My track record wasn’t great. I was a caring person, capable of much love. I was honorable and loyal. And I wanted friends, and could be a good one. But things weren’t going well. And there were so many mixed messages operating in my head. Some came from Dad. Some from Mom, or maybe more to the point, the “lack of Mom.” And some from the unanswered questions regarding my friend and our sexual relationship.
Early programming
Dad presented a couple of problems. For one, he had drilled into me, his rules: “Don’t grow up to be a stupid woman,” and its corollary, “Don’t be weak.” He had abused and demeaned my mother.
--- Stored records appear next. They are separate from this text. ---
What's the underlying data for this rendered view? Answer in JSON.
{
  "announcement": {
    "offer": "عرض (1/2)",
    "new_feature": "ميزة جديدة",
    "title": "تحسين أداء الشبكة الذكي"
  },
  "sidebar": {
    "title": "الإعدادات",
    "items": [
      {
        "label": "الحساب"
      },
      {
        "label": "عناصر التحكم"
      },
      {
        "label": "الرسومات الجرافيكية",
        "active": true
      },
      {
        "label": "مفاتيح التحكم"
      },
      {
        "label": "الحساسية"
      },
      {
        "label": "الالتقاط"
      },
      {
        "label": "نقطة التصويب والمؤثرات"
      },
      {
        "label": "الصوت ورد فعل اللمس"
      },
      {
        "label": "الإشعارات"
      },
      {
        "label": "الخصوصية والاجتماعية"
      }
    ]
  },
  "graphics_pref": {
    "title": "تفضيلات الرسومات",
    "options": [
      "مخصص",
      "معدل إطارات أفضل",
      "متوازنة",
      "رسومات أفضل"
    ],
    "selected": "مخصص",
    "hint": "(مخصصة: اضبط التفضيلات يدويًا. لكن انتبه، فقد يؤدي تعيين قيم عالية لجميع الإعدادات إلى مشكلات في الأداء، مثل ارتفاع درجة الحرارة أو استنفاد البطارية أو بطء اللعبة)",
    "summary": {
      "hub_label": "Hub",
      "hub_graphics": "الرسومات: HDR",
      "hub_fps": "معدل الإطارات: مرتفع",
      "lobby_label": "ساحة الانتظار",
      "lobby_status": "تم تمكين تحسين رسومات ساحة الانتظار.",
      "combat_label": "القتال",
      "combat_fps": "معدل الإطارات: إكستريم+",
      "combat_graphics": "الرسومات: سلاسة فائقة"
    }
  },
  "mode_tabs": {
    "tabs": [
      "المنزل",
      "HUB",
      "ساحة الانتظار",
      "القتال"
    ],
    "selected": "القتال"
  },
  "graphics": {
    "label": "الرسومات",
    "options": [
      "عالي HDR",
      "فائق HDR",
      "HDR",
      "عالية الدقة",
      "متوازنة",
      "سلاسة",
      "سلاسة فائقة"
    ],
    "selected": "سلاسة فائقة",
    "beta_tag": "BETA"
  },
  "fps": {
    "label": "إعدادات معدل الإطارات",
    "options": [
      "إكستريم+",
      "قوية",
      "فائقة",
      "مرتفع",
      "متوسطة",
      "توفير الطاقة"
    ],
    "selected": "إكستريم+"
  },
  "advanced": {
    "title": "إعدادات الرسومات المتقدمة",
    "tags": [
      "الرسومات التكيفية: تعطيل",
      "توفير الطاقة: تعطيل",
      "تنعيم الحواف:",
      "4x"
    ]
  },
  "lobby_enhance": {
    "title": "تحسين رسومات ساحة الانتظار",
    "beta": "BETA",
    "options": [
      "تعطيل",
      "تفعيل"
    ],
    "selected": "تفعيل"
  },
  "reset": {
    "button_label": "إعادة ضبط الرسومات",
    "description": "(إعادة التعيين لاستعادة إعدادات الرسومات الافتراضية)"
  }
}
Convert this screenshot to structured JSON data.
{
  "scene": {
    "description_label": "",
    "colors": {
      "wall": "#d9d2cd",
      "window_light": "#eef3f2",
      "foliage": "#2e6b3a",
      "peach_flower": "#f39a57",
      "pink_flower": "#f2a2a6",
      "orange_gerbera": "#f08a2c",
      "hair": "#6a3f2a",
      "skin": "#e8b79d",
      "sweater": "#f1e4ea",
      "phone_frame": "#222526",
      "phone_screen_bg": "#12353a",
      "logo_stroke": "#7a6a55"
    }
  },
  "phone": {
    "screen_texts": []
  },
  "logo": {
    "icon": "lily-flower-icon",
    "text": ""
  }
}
I hated him for how he treated her, and I was angry at her for allowing it. I definitely saw her as weak and was determined not to follow in her footsteps. Hence, I had my own rule: “Don’t grow up to be my mother.”
He also interfered with a very primal need – the formation of a mother-daughter bond. To be denied that connection denies any honoring of, or even awareness of, the feminine side of life. He denied me a good relationship with her, so I never learned that there was a value to it, even as I felt its loss under the surface.
She, in turn, was passive and did not protect me or try to have a deep bond with me. That reinforced my dismissive attitude toward the value of women. What I was left with was the message that power = men. Weakness, being abused, useless, and powerless = feminine. Bottom line – be male in your approach to life.
Even those old Slovak women who always said, “I str-r-r-o-n-g like bull!” were ultimately still at the mercy of the men they married. Their strength was in enduring the garbage their men handed them.
There was one exception to all of this – my high school teacher, Terry Doyle. She had shown me that there were some women who were powerful and accomplished. So if I honored anything of the feminine side, it was her role-modeling. But beyond that, I wrote off any women who could not demonstrate that quality.
Add to this the fact that during those years, I was standing guard against Dad constantly, to make sure our kids would be safe. So I was totally focused on being a warrior, girded for battle. To be weak was unacceptable.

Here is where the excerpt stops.